While interesting in the abstract, I think I can definitively say that absolutely nobody wants this. People trying to pass off LLM content (whether students or content providers) as human-written are not interested in being detected. People who are using LLMs to get information for their own knowledge or amusement or as a cybernetic augmentation do not need this. LLM providers want to drive adoption, and if you can be exposed as passing off LLM slop as your own, then nobody will use their stuff.

briandear 13 hours ago

Add prompt to ChatGPT

Get answer.

Rewrite in your own words.

Feed back to chatGpT to check for errors.

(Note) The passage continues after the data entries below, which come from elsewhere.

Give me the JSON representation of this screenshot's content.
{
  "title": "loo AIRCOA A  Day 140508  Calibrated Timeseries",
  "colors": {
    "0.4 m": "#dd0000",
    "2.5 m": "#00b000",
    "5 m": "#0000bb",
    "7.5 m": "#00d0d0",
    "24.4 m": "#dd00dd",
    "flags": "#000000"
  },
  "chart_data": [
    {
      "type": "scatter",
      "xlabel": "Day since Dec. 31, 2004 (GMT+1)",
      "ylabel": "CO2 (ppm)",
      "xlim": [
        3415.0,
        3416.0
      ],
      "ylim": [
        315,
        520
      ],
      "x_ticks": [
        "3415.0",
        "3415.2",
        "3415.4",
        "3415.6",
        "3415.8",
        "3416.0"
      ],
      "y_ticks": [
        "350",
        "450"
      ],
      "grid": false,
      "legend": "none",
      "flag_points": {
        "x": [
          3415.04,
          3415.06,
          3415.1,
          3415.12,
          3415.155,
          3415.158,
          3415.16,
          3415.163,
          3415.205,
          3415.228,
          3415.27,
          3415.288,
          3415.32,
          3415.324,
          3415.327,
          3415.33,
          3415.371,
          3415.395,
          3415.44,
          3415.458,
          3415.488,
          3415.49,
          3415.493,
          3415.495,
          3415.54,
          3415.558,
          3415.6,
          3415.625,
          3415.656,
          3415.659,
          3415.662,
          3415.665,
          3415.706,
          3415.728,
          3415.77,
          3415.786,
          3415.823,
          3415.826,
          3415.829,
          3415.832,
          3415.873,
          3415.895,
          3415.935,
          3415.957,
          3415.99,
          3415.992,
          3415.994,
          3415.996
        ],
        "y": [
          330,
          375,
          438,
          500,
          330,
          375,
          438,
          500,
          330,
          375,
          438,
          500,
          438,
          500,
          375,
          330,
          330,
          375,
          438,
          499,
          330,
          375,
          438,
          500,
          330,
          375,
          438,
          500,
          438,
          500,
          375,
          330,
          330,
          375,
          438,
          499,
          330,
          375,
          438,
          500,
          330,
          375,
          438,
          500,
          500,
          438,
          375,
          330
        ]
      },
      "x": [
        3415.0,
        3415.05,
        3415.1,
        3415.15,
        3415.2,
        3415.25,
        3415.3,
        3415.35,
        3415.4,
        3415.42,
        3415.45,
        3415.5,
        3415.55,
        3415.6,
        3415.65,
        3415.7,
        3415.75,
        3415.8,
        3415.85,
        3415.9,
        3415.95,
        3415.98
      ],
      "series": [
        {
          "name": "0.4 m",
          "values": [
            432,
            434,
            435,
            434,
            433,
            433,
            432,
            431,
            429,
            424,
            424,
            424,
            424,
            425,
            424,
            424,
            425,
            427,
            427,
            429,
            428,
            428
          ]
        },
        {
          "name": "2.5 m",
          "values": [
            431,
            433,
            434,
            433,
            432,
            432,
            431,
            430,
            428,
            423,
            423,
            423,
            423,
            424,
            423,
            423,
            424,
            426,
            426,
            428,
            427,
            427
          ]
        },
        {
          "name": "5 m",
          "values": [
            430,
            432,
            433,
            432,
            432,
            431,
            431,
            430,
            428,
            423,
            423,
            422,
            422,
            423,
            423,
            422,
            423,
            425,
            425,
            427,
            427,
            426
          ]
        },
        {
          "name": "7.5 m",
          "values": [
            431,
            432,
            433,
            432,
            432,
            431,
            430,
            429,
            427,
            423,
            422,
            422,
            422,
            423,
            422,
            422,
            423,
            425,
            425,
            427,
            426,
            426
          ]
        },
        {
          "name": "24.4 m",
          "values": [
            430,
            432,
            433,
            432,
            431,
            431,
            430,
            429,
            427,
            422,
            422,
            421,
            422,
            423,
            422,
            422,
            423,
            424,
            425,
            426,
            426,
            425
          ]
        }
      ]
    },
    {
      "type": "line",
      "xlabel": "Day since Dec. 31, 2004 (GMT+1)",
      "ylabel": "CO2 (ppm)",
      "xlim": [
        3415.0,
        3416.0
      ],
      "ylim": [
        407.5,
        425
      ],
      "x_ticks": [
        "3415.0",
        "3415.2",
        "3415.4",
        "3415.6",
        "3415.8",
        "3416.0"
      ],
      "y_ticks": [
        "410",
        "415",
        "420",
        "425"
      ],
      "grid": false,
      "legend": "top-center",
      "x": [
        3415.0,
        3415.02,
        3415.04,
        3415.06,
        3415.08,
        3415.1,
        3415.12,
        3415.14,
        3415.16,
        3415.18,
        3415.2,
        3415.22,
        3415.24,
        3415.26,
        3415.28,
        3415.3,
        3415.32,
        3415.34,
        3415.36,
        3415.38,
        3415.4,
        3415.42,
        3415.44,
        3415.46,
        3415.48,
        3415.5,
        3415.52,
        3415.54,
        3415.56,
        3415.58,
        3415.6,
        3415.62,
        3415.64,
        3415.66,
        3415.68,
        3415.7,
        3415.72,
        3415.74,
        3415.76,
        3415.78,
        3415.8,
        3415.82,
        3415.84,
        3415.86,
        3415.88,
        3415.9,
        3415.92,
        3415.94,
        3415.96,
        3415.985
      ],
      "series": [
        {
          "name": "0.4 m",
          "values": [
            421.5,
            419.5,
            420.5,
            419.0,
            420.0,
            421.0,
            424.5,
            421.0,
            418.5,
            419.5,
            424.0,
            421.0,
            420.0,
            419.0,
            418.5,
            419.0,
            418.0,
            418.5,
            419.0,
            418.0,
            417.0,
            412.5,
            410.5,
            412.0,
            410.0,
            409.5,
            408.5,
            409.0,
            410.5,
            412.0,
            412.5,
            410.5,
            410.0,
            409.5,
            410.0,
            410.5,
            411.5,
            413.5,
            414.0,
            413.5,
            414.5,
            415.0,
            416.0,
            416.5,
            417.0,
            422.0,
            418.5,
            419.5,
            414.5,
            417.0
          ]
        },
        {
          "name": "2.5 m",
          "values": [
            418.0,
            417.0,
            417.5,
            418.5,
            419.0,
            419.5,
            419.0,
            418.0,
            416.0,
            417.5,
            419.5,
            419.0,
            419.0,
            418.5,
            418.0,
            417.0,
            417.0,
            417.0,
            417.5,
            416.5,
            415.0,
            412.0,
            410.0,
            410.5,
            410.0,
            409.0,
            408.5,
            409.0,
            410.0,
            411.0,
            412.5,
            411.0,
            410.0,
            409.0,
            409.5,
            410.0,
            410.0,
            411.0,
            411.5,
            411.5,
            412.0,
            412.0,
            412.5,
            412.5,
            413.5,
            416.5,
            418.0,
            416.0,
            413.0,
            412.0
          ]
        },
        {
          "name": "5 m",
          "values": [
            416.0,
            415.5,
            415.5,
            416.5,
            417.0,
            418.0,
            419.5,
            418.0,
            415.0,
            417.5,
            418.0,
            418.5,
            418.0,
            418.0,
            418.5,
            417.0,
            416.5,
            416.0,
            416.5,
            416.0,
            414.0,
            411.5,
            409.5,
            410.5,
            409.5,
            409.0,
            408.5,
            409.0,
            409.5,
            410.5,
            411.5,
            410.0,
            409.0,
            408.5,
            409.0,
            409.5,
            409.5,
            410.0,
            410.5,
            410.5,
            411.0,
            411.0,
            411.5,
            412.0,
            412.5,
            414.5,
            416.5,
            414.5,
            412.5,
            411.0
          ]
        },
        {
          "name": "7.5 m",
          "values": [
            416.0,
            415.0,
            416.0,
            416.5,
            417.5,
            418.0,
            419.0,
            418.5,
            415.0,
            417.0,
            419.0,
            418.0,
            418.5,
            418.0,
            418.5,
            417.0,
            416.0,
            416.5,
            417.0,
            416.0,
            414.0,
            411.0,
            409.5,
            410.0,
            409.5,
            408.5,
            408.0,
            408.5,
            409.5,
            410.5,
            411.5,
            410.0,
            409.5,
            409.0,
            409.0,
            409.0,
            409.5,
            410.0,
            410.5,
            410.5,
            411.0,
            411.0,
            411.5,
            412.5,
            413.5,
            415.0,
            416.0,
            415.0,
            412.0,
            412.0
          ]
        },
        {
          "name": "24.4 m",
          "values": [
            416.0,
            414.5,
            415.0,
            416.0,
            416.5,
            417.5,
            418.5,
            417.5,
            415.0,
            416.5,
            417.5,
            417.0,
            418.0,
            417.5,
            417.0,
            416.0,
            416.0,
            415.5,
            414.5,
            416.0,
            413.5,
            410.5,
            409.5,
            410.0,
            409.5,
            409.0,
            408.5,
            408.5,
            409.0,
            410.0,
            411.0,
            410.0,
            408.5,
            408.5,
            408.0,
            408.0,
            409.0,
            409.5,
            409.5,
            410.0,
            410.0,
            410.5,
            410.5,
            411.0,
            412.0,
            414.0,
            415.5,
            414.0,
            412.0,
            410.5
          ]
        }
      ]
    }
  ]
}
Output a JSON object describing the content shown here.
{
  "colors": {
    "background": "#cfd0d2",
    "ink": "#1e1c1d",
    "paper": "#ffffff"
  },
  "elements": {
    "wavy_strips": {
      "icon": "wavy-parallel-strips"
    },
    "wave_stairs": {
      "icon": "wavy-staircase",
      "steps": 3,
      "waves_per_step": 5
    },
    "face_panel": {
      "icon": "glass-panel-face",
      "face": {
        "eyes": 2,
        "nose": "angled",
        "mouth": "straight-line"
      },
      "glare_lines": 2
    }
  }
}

Done. Watermarking really doesn’t solve any problem a clever person can’t trivially circumvent.

[-]

genrilz 12 hours ago

Or easier: Use Llama or some other open weights model with a non-watermarking sampler.

dartos 13 hours ago

Well spammers will probably skip the manual “ Rewrite in your own words” step.

So it’s still useful is reducing spam.

[-]

from-nibly 5 hours ago

Until it gets blocked as spam and then they will get a watermark stripping agent and bam. They are back in business.

sim7c00 10 hours ago

they will use google translate to translate to chinese and back and feed it back into chatgpt to fix grammar mistakes yielded :D (sorry. ur right its still useful, but spammers be spammers!)

aaroninsf 11 hours ago

Why is this in nature.com?

Serious question: has that become pay-to-publish a la Forbes etc when I wasn't paying attention?